CVE-2022-2741: 
NixOS vulnerability analysis and mitigation

CVE-2022-2741 is a denial-of-service vulnerability affecting the Bosch M_CAN driver back-end in the Zephyr Real-Time Operating System (RTOS) versions up to and including 3.1.0. The vulnerability was discovered during the investigation of issue #47204 and was publicly disclosed on October 24, 2022. The affected hardware includes NXP LPCxpresso5500 series, ST STM32H7 series, ST STM32G4 series, ST STM32U5 series, Atmel SAME70 series, and Atmel SAMV71 series (Zephyr Advisory).

The vulnerability exists in the Bosch M_CAN driver back-end interrupt service routine. The denial-of-service condition can be triggered by transmitting a specially crafted CAN frame on the same CAN network as the vulnerable node. The attack requires the frame to have a CAN ID matching an installed filter in the vulnerable node and must contain the opposite RTR bit as what the filter installed in the vulnerable node contains. When exploited, the frame is never acknowledged and keeps being read from the hardware FIFO, causing an endless loop in the interrupt service routine. The vulnerability has been assigned a CVSS v3.1 base score of 8.2 (High) with vector string CVSS:3.1/AV:N/AC:L/PR:N/UI:N/S:U/C:N/I:L/A:H (Zephyr Advisory).
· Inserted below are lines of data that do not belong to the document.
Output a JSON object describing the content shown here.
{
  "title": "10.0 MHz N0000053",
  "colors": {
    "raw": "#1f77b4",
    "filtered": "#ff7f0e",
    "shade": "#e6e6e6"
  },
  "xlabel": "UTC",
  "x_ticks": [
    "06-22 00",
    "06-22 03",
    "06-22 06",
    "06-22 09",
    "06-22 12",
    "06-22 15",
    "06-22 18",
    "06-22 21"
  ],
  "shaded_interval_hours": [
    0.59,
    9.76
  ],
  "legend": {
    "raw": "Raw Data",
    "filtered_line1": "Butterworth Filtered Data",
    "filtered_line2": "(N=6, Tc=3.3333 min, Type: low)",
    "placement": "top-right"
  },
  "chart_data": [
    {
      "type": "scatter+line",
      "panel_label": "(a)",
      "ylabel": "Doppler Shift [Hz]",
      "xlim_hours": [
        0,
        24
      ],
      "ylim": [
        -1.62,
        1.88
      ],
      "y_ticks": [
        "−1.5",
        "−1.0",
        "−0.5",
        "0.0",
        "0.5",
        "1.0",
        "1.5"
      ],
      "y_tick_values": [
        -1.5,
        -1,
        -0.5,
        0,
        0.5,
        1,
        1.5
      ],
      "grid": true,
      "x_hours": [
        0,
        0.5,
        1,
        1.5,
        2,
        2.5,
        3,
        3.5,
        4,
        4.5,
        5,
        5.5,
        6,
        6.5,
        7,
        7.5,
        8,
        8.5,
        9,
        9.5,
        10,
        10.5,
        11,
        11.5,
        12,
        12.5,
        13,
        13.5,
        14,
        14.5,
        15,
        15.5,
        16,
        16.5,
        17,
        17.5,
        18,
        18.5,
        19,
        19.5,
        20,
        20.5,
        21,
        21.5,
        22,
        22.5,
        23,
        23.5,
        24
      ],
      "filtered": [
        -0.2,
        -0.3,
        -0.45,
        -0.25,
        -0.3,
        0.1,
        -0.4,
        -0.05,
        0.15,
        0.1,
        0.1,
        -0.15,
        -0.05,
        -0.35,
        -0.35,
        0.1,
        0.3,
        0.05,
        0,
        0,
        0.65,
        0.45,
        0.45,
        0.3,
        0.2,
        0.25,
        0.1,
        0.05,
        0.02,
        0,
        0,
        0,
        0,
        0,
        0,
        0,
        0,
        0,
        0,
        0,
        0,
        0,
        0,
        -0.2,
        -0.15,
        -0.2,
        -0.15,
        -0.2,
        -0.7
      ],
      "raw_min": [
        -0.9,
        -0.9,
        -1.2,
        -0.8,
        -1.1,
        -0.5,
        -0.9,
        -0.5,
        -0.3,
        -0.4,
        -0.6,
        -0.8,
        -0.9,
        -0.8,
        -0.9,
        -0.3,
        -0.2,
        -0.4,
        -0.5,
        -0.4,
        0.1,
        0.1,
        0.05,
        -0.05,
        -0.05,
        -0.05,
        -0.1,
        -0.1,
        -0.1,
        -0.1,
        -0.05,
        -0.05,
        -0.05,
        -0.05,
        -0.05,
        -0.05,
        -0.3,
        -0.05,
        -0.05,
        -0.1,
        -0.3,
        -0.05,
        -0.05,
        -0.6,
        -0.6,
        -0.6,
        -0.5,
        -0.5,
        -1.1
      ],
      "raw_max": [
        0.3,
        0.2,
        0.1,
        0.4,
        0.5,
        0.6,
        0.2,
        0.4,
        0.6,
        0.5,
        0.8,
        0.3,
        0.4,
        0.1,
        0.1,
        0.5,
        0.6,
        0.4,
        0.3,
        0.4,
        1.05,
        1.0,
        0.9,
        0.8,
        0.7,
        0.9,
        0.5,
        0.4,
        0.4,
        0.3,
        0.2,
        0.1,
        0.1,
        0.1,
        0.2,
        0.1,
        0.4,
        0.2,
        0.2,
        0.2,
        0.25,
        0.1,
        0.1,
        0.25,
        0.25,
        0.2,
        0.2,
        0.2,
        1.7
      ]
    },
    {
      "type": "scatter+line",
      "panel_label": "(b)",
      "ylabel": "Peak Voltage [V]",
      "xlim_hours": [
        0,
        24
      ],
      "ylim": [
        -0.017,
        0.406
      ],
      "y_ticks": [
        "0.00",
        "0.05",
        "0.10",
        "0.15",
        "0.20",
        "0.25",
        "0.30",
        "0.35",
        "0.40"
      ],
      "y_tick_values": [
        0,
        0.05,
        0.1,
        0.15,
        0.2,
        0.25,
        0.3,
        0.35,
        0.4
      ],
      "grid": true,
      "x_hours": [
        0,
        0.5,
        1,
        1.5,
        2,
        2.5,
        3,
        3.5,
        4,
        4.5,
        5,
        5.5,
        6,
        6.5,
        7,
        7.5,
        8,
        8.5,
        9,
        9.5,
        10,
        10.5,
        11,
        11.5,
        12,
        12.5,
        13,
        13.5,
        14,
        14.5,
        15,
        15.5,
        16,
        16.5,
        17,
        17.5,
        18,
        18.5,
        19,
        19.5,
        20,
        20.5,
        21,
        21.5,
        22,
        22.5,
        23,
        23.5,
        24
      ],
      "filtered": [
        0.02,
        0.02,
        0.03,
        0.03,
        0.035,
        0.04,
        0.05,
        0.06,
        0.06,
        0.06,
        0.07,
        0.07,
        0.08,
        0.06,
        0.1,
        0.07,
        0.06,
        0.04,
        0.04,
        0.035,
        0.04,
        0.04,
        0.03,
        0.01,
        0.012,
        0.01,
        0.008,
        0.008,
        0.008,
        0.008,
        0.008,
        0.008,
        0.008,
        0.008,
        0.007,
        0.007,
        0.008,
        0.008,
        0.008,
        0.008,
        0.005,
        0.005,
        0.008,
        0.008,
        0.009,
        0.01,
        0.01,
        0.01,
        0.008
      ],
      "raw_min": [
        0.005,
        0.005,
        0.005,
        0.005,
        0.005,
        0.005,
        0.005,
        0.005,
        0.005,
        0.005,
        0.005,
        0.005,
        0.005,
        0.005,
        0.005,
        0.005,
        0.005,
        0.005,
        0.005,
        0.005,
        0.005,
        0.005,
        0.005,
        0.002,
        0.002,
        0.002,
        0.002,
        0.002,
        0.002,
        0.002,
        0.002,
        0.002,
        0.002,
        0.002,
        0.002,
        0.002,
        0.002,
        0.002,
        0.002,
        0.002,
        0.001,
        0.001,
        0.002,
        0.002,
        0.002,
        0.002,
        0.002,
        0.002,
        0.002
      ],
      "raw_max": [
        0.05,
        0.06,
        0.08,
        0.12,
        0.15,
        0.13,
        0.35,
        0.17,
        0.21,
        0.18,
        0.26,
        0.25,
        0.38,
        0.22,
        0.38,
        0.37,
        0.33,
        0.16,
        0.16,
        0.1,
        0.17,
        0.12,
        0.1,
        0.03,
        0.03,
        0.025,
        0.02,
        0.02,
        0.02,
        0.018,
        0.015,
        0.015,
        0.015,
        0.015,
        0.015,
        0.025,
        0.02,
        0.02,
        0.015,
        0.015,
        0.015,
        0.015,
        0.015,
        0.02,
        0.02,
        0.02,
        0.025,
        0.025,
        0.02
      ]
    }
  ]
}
When successfully exploited, this vulnerability results in a denial-of-service condition that affects the availability of the targeted system. The attack can be executed remotely through the CAN network, requiring no user interaction or special privileges. While there is no impact on confidentiality, there is a low impact on integrity and a high impact on availability of the affected system (Zephyr Advisory).

Several patches have been developed to address this vulnerability: main branch (#47903), v3.1 branch (#47958), v3.0 branch (#47958), and v2.7 branch (#47959). Users are advised to apply the appropriate patch for their version (Zephyr Advisory).